It’s me. Your friendly, neighborhood’s troll :)

I thought to get a head start on my new year’s resolution to be more helpful.

I have to tell you though, It's not even the new year yet, and I know I will fail:

It’s making me more nauseated.

Happy New Year :)

Guest Dec 31, 2015

#13**0 **

Hi Naus,

I know your message is intended for our guest but that won't stop me from adding my 2 cents worth!

I have a tip for you.

When you are posting incognito, it is best not to give your name......

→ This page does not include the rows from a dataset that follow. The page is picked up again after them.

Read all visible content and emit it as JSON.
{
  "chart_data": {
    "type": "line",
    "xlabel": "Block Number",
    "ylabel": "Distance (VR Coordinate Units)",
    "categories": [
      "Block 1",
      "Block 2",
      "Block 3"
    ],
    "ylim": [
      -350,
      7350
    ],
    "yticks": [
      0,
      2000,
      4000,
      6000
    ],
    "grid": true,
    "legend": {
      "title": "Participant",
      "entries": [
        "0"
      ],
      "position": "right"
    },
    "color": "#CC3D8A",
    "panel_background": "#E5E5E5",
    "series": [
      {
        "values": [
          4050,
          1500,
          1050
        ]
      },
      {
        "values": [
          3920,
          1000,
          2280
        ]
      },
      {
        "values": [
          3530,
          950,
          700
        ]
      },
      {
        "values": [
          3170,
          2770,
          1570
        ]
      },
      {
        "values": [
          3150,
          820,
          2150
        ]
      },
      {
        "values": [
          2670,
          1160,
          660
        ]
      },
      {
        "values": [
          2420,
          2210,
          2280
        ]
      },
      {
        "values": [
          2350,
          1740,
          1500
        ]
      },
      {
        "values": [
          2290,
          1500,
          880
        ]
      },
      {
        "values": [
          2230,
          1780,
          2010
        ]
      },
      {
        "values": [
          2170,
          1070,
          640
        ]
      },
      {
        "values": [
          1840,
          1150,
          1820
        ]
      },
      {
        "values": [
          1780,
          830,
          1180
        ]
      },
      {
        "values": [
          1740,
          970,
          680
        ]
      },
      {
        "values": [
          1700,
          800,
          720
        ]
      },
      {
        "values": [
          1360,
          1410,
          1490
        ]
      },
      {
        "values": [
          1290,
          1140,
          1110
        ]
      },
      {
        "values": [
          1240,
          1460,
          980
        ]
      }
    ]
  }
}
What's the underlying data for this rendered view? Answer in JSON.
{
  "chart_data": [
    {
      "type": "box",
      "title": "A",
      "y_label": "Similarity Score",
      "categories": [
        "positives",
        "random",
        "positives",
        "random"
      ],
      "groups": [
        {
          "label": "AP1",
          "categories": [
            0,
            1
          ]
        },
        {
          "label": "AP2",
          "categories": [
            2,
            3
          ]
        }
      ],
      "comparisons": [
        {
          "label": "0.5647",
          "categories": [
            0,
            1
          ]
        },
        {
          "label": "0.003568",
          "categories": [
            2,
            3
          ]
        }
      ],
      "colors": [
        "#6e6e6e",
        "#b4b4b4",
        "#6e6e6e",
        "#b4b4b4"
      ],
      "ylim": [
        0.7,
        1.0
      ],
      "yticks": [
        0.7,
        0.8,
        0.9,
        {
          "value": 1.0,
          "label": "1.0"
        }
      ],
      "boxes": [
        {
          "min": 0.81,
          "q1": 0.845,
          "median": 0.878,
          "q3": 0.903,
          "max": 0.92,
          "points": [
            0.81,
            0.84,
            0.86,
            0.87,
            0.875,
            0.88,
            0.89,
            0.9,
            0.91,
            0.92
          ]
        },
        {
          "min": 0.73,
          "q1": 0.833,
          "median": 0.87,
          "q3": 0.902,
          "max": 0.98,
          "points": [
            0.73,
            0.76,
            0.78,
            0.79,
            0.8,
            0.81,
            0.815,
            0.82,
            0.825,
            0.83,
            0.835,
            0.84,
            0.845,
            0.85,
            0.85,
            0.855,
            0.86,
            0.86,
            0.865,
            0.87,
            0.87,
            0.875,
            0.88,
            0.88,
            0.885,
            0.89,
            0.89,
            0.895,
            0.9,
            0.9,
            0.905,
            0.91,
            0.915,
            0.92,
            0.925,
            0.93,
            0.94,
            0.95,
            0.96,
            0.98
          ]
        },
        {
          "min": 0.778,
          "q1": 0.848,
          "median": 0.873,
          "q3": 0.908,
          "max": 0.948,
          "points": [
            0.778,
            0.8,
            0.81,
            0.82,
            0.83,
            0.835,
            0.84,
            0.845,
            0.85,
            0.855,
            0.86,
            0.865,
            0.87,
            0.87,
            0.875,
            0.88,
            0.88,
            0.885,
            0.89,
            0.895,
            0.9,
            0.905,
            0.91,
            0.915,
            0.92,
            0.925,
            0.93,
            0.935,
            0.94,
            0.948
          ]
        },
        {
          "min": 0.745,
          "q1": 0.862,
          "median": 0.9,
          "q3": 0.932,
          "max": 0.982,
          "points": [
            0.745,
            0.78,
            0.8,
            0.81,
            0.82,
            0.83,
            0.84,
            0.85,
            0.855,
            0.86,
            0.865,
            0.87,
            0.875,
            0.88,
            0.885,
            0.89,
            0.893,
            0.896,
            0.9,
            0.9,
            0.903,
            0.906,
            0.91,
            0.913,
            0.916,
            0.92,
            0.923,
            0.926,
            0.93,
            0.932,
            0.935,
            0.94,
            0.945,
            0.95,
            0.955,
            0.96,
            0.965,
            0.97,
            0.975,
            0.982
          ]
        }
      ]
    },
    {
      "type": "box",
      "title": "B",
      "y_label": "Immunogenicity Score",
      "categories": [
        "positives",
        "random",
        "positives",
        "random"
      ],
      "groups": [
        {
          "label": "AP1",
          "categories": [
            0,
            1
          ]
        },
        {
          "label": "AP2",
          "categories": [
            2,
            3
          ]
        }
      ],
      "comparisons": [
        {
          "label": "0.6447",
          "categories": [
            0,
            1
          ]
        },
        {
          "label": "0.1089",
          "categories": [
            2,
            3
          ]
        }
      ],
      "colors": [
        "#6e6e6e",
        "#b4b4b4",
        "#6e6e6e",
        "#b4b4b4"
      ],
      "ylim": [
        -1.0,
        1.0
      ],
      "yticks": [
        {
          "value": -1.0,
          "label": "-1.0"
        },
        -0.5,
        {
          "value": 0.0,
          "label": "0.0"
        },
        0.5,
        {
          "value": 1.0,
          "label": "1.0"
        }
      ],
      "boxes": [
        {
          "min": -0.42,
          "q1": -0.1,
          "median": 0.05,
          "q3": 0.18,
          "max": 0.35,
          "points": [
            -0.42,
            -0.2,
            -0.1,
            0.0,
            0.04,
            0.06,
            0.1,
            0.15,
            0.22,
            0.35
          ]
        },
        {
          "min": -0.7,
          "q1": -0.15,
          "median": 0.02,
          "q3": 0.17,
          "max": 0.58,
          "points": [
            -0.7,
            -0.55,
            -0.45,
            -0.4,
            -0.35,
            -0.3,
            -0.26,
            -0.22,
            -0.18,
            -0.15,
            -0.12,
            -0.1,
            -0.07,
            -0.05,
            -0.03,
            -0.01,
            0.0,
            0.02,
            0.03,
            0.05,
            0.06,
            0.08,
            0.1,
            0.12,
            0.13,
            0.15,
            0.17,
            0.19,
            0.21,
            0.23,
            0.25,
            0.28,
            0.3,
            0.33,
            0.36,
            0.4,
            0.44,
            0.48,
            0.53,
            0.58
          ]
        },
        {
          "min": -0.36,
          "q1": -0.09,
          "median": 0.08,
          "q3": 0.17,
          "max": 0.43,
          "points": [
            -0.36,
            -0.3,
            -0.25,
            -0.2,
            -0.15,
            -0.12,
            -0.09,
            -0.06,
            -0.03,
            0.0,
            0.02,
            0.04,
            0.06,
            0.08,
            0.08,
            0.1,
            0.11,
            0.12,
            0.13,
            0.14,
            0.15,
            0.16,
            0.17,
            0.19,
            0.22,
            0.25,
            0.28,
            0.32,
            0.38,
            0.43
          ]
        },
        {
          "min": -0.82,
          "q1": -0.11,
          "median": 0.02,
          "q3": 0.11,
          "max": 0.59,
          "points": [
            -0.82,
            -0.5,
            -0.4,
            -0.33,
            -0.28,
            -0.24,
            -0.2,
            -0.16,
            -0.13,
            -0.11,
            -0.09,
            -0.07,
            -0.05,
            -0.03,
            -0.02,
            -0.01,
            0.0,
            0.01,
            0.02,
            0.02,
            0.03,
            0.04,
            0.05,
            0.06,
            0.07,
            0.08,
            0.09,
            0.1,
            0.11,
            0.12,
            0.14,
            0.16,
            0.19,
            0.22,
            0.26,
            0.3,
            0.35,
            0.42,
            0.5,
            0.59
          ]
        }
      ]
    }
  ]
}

It kinda gives your identity away!

Anyway, **Happy New Year** to you.

I even found you a gift!

[You just need to extract it from the previous owner first - No bid deal for you I am sure ]

Melody Dec 31, 2015

#14**+5 **

Bertie

Sorry Melody, it was me, I'm responsible for both #7 and #10, I just forgot to sign them.

The login problem has not been resolved. I login and my name appears up in the top right hand corner and also one of those thingys showing who's on line appears at the bottom. Then as soon as I try to do something, like reading mail, I'm told that I'm not logged in. It would appear that I am not alone, a number of others seem to have the same problem.

Anyway, I hope that Christmas went well for you, and really best wishes for the new year

Bertie

Guest Dec 31, 2015

#15**+5 **

I knew it was you Bertie; I recognized your voice and your accent. Happy New Year.

Subtly signing my name to your work was a great way to troll Melody for the start of the New Year.

Thanks Melody for the Paddywhack and giving this troll a bone. Rover doesn’t mind sharing.

Nauseated Dec 31, 2015

#16**0 **

Hahaha, I had to read your message about a dozen times before i realized what you were talking about Naus.

I never even considered that anon might be you!! I knew that anon was both smart and sweet so he could not have been you!! ROF LOL

Thanks Bertie, it is always a great pleasure having you on the forum. You must remember to sign your name at the beginning of our posts though!

**A Very Happy New Year to you both. **

Melody Jan 1, 2016